Posted by Andrew_Smith on Thursday 7th of October 2021.
Working out how long your pension pot will need to last – as life expectancy rises – is worth thinking about sooner than later.
The lockdown caused many people to reassess their lifestyles, which for some meant choosing early retirement. But what retirees have found is that pension pots are not matching the period of time needed to enjoy a comfortable life.

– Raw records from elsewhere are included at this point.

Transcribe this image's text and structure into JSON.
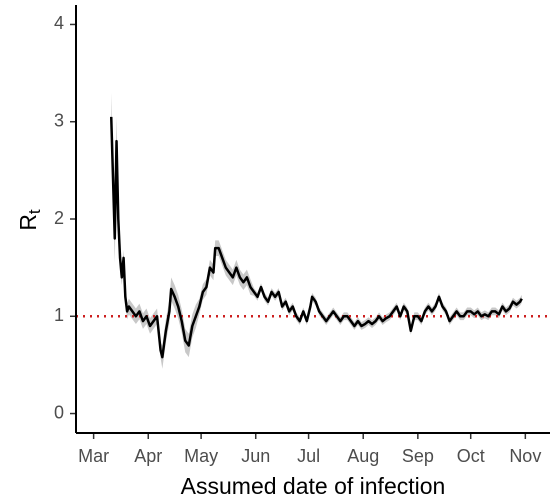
{
  "chart_data": {
    "type": "line",
    "x_label": "Assumed date of infection",
    "y_label": "R",
    "y_label_subscript": "t",
    "xlim": [
      -10,
      259
    ],
    "ylim": [
      -0.2,
      4.2
    ],
    "xticks": [
      {
        "value": 0,
        "label": "Mar"
      },
      {
        "value": 31,
        "label": "Apr"
      },
      {
        "value": 61,
        "label": "May"
      },
      {
        "value": 92,
        "label": "Jun"
      },
      {
        "value": 122,
        "label": "Jul"
      },
      {
        "value": 153,
        "label": "Aug"
      },
      {
        "value": 184,
        "label": "Sep"
      },
      {
        "value": 214,
        "label": "Oct"
      },
      {
        "value": 245,
        "label": "Nov"
      }
    ],
    "yticks": [
      0,
      1,
      2,
      3,
      4
    ],
    "hline": {
      "value": 1,
      "color": "#cc1f1f"
    },
    "x": [
      10,
      12,
      13,
      14,
      15,
      16,
      17,
      18,
      19,
      20,
      22,
      24,
      26,
      28,
      30,
      32,
      34,
      36,
      38,
      39,
      41,
      43,
      44,
      46,
      48,
      50,
      52,
      54,
      56,
      58,
      60,
      62,
      64,
      66,
      68,
      69,
      71,
      73,
      75,
      77,
      79,
      81,
      83,
      85,
      87,
      89,
      91,
      93,
      95,
      97,
      99,
      101,
      103,
      105,
      107,
      109,
      111,
      113,
      115,
      117,
      119,
      121,
      123,
      124,
      126,
      128,
      130,
      132,
      134,
      136,
      138,
      140,
      142,
      144,
      146,
      148,
      150,
      152,
      154,
      156,
      158,
      160,
      162,
      164,
      166,
      168,
      170,
      172,
      174,
      176,
      178,
      180,
      182,
      184,
      186,
      188,
      190,
      192,
      194,
      196,
      198,
      200,
      202,
      204,
      206,
      208,
      210,
      212,
      214,
      216,
      218,
      220,
      222,
      224,
      226,
      228,
      230,
      232,
      234,
      236,
      238,
      240,
      242,
      243
    ],
    "series": [
      {
        "color": "#000000",
        "band_color": "#c8c8c8",
        "values": [
          3.05,
          1.8,
          2.8,
          2.0,
          1.6,
          1.4,
          1.6,
          1.2,
          1.05,
          1.1,
          1.05,
          1.0,
          1.05,
          0.95,
          1.0,
          0.9,
          0.95,
          1.0,
          0.65,
          0.58,
          0.85,
          1.05,
          1.28,
          1.2,
          1.1,
          0.95,
          0.75,
          0.7,
          0.9,
          1.0,
          1.1,
          1.25,
          1.3,
          1.5,
          1.45,
          1.7,
          1.7,
          1.6,
          1.5,
          1.45,
          1.4,
          1.5,
          1.4,
          1.35,
          1.4,
          1.3,
          1.25,
          1.2,
          1.3,
          1.2,
          1.15,
          1.25,
          1.2,
          1.25,
          1.1,
          1.15,
          1.05,
          1.1,
          1.0,
          0.95,
          1.05,
          0.95,
          1.1,
          1.2,
          1.15,
          1.05,
          1.0,
          0.95,
          1.0,
          1.05,
          1.0,
          0.95,
          1.0,
          1.0,
          0.95,
          0.9,
          0.95,
          0.9,
          0.92,
          0.95,
          0.92,
          0.95,
          1.0,
          0.95,
          0.98,
          1.0,
          1.05,
          1.1,
          1.0,
          1.1,
          1.05,
          0.85,
          1.0,
          1.0,
          0.95,
          1.05,
          1.1,
          1.05,
          1.1,
          1.2,
          1.1,
          1.05,
          0.95,
          1.0,
          1.05,
          1.0,
          1.0,
          1.05,
          1.05,
          1.02,
          1.05,
          1.0,
          1.02,
          1.0,
          1.05,
          1.05,
          1.02,
          1.1,
          1.05,
          1.08,
          1.15,
          1.12,
          1.15,
          1.18
        ],
        "errors": [
          0.25,
          0.25,
          0.25,
          0.2,
          0.15,
          0.08,
          0.08,
          0.08,
          0.08,
          0.08,
          0.08,
          0.08,
          0.08,
          0.08,
          0.08,
          0.08,
          0.08,
          0.08,
          0.08,
          0.12,
          0.12,
          0.12,
          0.12,
          0.12,
          0.12,
          0.12,
          0.12,
          0.12,
          0.12,
          0.12,
          0.08,
          0.08,
          0.08,
          0.08,
          0.08,
          0.08,
          0.08,
          0.08,
          0.08,
          0.08,
          0.08,
          0.08,
          0.08,
          0.08,
          0.08,
          0.08,
          0.04,
          0.04,
          0.04,
          0.04,
          0.04,
          0.04,
          0.04,
          0.04,
          0.04,
          0.04,
          0.04,
          0.04,
          0.04,
          0.04,
          0.04,
          0.04,
          0.04,
          0.04,
          0.04,
          0.04,
          0.04,
          0.04,
          0.04,
          0.04,
          0.04,
          0.04,
          0.04,
          0.04,
          0.04,
          0.04,
          0.04,
          0.04,
          0.04,
          0.04,
          0.04,
          0.04,
          0.04,
          0.04,
          0.04,
          0.04,
          0.04,
          0.04,
          0.04,
          0.04,
          0.04,
          0.04,
          0.04,
          0.04,
          0.04,
          0.04,
          0.04,
          0.04,
          0.04,
          0.04,
          0.04,
          0.04,
          0.04,
          0.04,
          0.04,
          0.04,
          0.04,
          0.04,
          0.04,
          0.04,
          0.04,
          0.04,
          0.04,
          0.04,
          0.04,
          0.04,
          0.04,
          0.04,
          0.04,
          0.04,
          0.04,
          0.04,
          0.04,
          0.04
        ]
      }
    ]
  }
}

Life expectancy is going up. The Office for National Statistics offers an online calculator which gives an estimate of life expectancy – and with it an idea of how many years people will need their pensions to sustain them.
What’s your number?
The ‘Class of 2021’ report from Standard Life Aberdeen lays out how much value an average pension pot needs – around £366,000 if you multiply the average annual amount retirees surveyed said they would spend (£20,000) by 20 years of post- retirement time. A third said they had less than £100,000 saved.
Retirees need more than they think
The survey reported that two thirds of retirees were at risk of running out of money post retirement. Along with people living longer (on average, people aged 55 today will live to their mid-to-late 80s) there is the issue of rising inflation which raises the cost of living as years go by. Volatility in the investment markets also adds to the concern for people approaching retirement when it comes to pensions.
How to plan for the years ahead
Those surveyed did have plans to tackle this issue, however. Half of the those surveyed aimed to reduce the amount of money they spent on a day-today basis in order to save for retirement. Other considerations include downsizing their home and seeking part-time work after retirement in order to generate an income.
There is concern among almost half of those surveyed about being financially ready to finish working in the coming year. Yet many are aware of the need to be prepared when it came to their finances post-retirement, making any necessary adjustments – ideally with help from a financial adviser.
Keeping track of workplace pension plans and thinking about consolidating them into one pot might be a good place to start planning towards the goal of making your retirement as financially worry-free as possible.
The value of investments and any income from them can fall as well as rise and you may not get back the original amount invested.